Introduction
La naissance d’un enfant apporte joie et espoir à une famille. C’est un moment qui transforme la vie, emplissant le foyer de rires, d’amour et d’un nouveau sens. On le constate lorsque les deux parents préparent ensemble l’arrivée du nouveau-né : achat de vêtements, d’articles pour bébé, rendez-vous médicaux, préparation de la maison. Malheureusement, pour de nombreuses mères, cette harmonie ne dure pas. Au fil des jours, des semaines, des mois et des années, la joie de la parentalité révèle son poids. Les responsabilités se multiplient, les routines s’installent, et l’équilibre du travail fourni par les parents est mis à l’épreuve. Lorsque les deux partenaires s’impliquent également, la charge est plus légère et la famille s’épanouit. Mais lorsque l’un des deux porte seul le poids des exigences quotidiennes de l’éducation des enfants, tandis que l’autre choisit quand s’investir, des fissures apparaissent.

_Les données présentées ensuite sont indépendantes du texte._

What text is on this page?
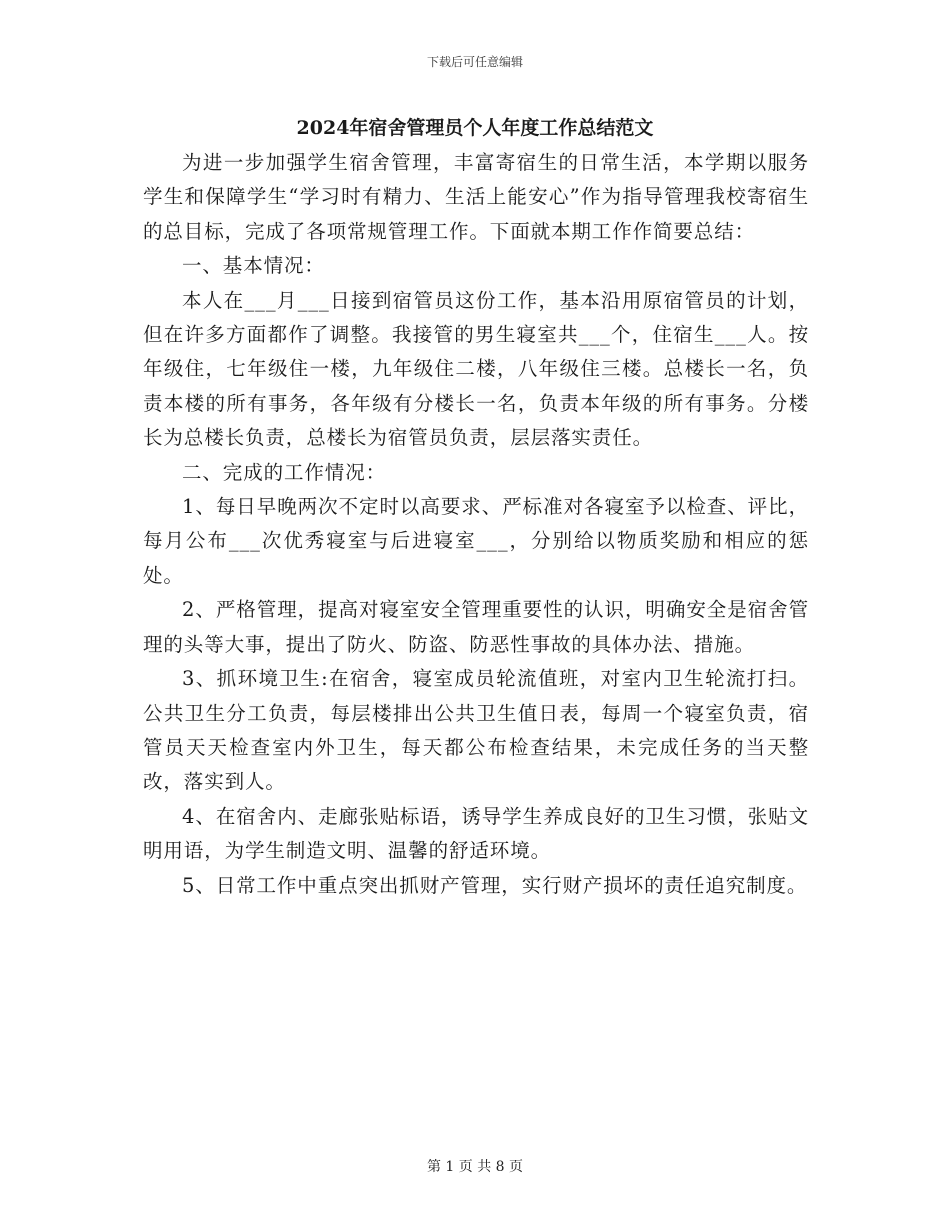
下载后可任意编辑
2024年宿舍管理员个人年度工作总结范文

为进一步加强学生宿舍管理，丰富寄宿生的日常生活，本学期以服务学生和保障学生“学习时有精力、生活上能安心”作为指导管理我校寄宿生的总目标，完成了各项常规管理工作。下面就本期工作作简要总结：

一、基本情况：

本人在___月___日接到宿管员这份工作，基本沿用原宿管员的计划，但在许多方面都作了调整。我接管的男生寝室共___个，住宿生___人。按年级住，七年级住一楼，九年级住二楼，八年级住三楼。总楼长一名，负责本楼的所有事务，各年级有分楼长一名，负责本年级的所有事务。分楼长为总楼长负责，总楼长为宿管员负责，层层落实责任。

二、完成的工作情况：

1、每日早晚两次不定时以高要求、严标准对各寝室予以检查、评比，每月公布___次优秀寝室与后进寝室___，分别给以物质奖励和相应的惩处。

2、严格管理，提高对寝室安全管理重要性的认识，明确安全是宿舍管理的头等大事，提出了防火、防盗、防恶性事故的具体办法、措施。

3、抓环境卫生:在宿舍，寝室成员轮流值班，对室内卫生轮流打扫。公共卫生分工负责，每层楼排出公共卫生值日表，每周一个寝室负责，宿管员天天检查室内外卫生，每天都公布检查结果，未完成任务的当天整改，落实到人。

4、在宿舍内、走廊张贴标语，诱导学生养成良好的卫生习惯，张贴文明用语，为学生制造文明、温馨的舒适环境。

5、日常工作中重点突出抓财产管理，实行财产损坏的责任追究制度。

第 1 页 共 8 页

Le Déséquilibre Caché de la Parentalité
De nombreux foyers sont composés d’une mère qui reste à la maison avec les enfants, assumant le travail non rémunéré de la maternité, tandis que le père s’occupe des enfants seulement quand cela lui convient. Les mères portent l’étiquette de « nourricières », ce qui les enferme dans un cycle sans fin : ménage, cuisine, repas, bains, devoirs, visites médicales, trajets scolaires, réunions de parents d’élèves, et bien plus encore. Son temps ne lui appartient plus, simplement parce qu’elle a choisi d’avoir des enfants. Pendant ce temps, le père va et vient librement ; son temps n’appartient qu’à lui. Disons les choses clairement : c’est un déséquilibre. Ce n’est pas un partenariat, mais un privilège déguisé en normalité pour le père. Pour lui, c’est une commodité ; pour la mère, une contrainte forcée.
La Parentalité n’est Pas Optionnelle
Être parent n’est jamais un rôle à temps partiel. Cela signifie être présent chaque jour, même lorsque c’est contraignant. La véritable parentalité exige que les deux partenaires partagent les soi-disant « tâches insignifiantes » liées à l’éducation des enfants, qu’ils soient présents et qu’ils sacrifient leur liberté de manière équitable. Quand un père choisit quand et comment s’impliquer, laissant la mère porter seule le poids sans répit, le ressentiment grandit naturellement et étouffe le foyer. Ce déséquilibre, normalisé dans de nombreuses familles, est une forme d’irrespect qui crée de la toxicité et envoie des messages néfastes aux enfants. Quelles leçons sont transmises quand les pères considèrent la parentalité comme optionnelle tandis que les mères en subissent le fardeau permanent ? Que la paternité est un choix, tandis que la maternité est un devoir ? Être parent n’est pas un rôle auquel on participe par intermittence ; c’est un engagement total et continu qui exige la responsabilité des deux parents.
Conclusion
Pères, et futurs pères, ceci est un appel à faire mieux, à être meilleurs. Engagez-vous, non pas quand vous le voulez, mais parce que la famille a besoin d’un exemple de ce qui est juste. Mères, exprimez-vous car votre temps et votre liberté comptent aussi. Ce n’est que lorsque les deux parents s’investissent pleinement qu’une famille peut vraiment s’épanouir. La véritable parentalité demande compassion, responsabilité et altruisme. Les deux parents méritent du repos, de la liberté et de la reconnaissance. Les deux doivent partager le travail d’élever leurs enfants. Tout ce qui est en deçà n’est ni partenariat, ni respect, ni amour – ni pour le partenaire, ni pour les enfants. C’est un déséquilibre. Clair et simple.